Inutile soffermarsi sull’ottusità della decisione, sullo spreco di risorse che questo spostamento di lavoratori comporta e su quanto questo bando per il Parco Geominerario senza archeologia ricordi questa idea dei “brand” che tanto piacciono a chi gestisce il Patrimonio culturale di questi tempi. Ma raccontare la storia mineraria del Sulcis senza l’archeologia è un vero e proprio falso storico. “La storia delle attività minerarie coincide con l’archeologia di questo territorio, perché il Sulcis-Iglesiente è sempre stato il distretto minerario capace di coagulare intorno a sé gli insediamenti umani” ci ha spiegato ancora la dottoressa Perra “Dalle attività della fusione del ferro a Sulky (Sant’Antioco, VIII sec. a.C.), fino alla straordinaria scoperta della più antica officina del vetro dell’isola (VII sec. a. C.) nella fortezza del Nuraghe Sirai, che utilizzava la quarzite cavata dai vicini rilievi del Monte Leone, tanto per fare degli esempi, è l’archeologia che racconta la storia mineraria del territorio, a partire dai suoi inizi. Interrompere questo lavoro, questa ricerca che tanto sta dando alla Sardegna e al territorio, che senso ha?”. Dobbiamo sottolineare che questo è un ragionamento condiviso dai sindaci del territorio, che si sono opposti e si oppongono alla scelta di abbandonare quei siti archeologici, che hanno un valore identitario e storico ben percepibile e percepito dalla popolazione.

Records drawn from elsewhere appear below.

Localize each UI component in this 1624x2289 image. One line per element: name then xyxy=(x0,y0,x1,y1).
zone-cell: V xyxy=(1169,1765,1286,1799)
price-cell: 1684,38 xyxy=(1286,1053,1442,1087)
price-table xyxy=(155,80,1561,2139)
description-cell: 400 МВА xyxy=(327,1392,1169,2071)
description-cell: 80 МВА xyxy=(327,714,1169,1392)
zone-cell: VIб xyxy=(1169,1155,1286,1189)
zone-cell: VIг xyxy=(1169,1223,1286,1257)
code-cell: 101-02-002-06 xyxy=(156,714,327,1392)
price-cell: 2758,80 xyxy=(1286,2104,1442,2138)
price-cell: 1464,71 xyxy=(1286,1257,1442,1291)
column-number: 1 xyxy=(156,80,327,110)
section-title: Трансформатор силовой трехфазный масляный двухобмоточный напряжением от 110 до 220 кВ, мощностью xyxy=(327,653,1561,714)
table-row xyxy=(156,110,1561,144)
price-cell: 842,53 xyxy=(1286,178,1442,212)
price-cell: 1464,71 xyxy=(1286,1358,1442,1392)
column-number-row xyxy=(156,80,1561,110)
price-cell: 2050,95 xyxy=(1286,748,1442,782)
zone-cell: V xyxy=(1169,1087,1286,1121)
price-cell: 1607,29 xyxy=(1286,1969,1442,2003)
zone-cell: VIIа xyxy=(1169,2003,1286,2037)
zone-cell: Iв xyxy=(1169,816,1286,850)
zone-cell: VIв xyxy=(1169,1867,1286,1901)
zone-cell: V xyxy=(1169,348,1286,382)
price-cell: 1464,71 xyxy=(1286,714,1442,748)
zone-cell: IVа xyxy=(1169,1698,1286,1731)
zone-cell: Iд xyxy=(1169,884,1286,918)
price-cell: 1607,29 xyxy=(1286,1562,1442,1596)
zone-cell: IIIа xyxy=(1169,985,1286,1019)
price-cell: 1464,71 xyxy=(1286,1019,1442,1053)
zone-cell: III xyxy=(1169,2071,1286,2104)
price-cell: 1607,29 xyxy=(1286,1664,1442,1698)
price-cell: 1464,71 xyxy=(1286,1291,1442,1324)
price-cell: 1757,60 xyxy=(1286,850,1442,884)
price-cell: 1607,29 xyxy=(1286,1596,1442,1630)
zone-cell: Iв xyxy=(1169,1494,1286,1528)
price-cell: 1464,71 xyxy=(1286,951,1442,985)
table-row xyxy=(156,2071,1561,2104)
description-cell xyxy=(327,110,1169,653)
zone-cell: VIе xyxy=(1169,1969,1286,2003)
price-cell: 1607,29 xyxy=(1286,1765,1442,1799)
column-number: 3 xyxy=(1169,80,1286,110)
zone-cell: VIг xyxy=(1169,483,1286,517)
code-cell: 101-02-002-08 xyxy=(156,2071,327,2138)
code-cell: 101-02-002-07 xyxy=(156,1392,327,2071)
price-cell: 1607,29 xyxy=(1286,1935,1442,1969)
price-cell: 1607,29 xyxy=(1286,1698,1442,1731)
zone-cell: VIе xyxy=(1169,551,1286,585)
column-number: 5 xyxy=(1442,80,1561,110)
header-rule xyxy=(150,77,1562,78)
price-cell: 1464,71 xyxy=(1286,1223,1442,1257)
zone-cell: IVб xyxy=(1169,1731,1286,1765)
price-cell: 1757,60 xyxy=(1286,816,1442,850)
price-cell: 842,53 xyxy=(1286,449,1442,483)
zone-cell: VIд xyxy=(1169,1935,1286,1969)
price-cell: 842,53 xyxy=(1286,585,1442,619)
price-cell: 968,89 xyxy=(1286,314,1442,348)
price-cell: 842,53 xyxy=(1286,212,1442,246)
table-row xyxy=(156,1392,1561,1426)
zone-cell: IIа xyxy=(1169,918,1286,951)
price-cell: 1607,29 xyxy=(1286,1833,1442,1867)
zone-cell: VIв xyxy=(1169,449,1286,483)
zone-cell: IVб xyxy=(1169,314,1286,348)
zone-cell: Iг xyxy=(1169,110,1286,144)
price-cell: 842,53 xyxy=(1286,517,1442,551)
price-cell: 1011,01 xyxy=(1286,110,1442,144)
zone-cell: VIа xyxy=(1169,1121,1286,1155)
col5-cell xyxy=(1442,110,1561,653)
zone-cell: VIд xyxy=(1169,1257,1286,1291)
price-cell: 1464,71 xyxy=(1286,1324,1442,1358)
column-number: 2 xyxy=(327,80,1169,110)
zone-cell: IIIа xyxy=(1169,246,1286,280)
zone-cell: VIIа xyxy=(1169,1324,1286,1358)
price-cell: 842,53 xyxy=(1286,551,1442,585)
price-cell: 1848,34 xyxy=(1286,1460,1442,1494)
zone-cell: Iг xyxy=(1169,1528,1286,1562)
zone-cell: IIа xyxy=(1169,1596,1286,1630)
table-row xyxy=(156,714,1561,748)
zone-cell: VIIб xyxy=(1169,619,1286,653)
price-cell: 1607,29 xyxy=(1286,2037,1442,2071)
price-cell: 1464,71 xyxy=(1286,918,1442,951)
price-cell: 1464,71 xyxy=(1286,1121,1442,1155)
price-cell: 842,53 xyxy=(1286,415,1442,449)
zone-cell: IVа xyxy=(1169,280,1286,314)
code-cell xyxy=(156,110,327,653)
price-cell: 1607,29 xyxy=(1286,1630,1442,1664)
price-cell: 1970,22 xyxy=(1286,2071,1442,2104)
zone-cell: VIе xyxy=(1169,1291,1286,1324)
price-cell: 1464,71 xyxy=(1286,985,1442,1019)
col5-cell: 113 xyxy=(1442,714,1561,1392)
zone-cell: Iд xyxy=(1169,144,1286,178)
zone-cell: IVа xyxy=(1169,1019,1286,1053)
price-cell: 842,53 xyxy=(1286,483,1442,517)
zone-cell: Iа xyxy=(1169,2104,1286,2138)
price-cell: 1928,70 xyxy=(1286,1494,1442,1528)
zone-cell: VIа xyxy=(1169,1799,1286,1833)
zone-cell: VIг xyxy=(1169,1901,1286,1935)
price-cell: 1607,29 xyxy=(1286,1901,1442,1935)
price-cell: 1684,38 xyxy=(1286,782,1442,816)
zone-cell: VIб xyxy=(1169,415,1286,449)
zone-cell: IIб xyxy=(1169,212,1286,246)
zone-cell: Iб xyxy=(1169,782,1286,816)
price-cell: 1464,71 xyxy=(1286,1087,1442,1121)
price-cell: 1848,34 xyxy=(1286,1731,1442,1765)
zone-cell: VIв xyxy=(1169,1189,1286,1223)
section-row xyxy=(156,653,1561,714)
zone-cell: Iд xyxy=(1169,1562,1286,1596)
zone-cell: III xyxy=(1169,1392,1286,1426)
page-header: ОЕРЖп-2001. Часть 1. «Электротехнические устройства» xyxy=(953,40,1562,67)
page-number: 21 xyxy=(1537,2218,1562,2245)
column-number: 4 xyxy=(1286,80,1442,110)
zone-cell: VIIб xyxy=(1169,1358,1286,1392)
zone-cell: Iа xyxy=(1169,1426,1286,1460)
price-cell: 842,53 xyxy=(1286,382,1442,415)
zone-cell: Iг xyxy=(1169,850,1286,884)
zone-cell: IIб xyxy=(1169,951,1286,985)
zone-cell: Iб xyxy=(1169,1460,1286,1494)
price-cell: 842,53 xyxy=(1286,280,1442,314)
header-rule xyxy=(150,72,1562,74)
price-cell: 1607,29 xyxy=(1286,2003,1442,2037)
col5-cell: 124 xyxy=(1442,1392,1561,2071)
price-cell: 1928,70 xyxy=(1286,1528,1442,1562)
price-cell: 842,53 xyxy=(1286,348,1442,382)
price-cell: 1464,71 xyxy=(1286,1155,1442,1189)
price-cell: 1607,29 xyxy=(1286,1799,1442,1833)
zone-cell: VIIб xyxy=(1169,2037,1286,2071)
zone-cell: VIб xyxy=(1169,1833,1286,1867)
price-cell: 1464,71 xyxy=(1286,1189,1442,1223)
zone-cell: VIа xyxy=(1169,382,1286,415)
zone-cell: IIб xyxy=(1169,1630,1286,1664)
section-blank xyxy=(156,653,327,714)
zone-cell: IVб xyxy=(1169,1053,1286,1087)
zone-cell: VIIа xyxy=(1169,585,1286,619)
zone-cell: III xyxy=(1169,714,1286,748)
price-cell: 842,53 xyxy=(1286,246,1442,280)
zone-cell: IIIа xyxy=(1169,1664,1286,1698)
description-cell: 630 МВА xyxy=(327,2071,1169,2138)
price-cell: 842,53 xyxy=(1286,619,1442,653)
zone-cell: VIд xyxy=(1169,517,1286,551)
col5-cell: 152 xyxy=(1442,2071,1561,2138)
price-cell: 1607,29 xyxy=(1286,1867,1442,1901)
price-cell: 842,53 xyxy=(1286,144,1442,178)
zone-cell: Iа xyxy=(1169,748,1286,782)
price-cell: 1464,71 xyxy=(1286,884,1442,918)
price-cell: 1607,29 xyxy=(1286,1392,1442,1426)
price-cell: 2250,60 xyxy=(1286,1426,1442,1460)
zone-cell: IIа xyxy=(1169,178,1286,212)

Al grido di “se mi abbandoni, crollo”, archeologi e cittadini stanno chiedendo risposte. Una petizione online, che vi invitiamo a firmare, sta ottenendo migliaia di firme, c’è l’interessamento delle TV locali e dei giornali. Poche ore prima che venisse pubblicato questo articolo, la mobilitazione ha dato i suoi primi effetti, ottenendo una proroga della concessione fino al 1 agosto. Proroga che da sola non cambia nulla, ma che serve a prendere tempo: sarà utilizzato per risolvere i guai che sono stati creati?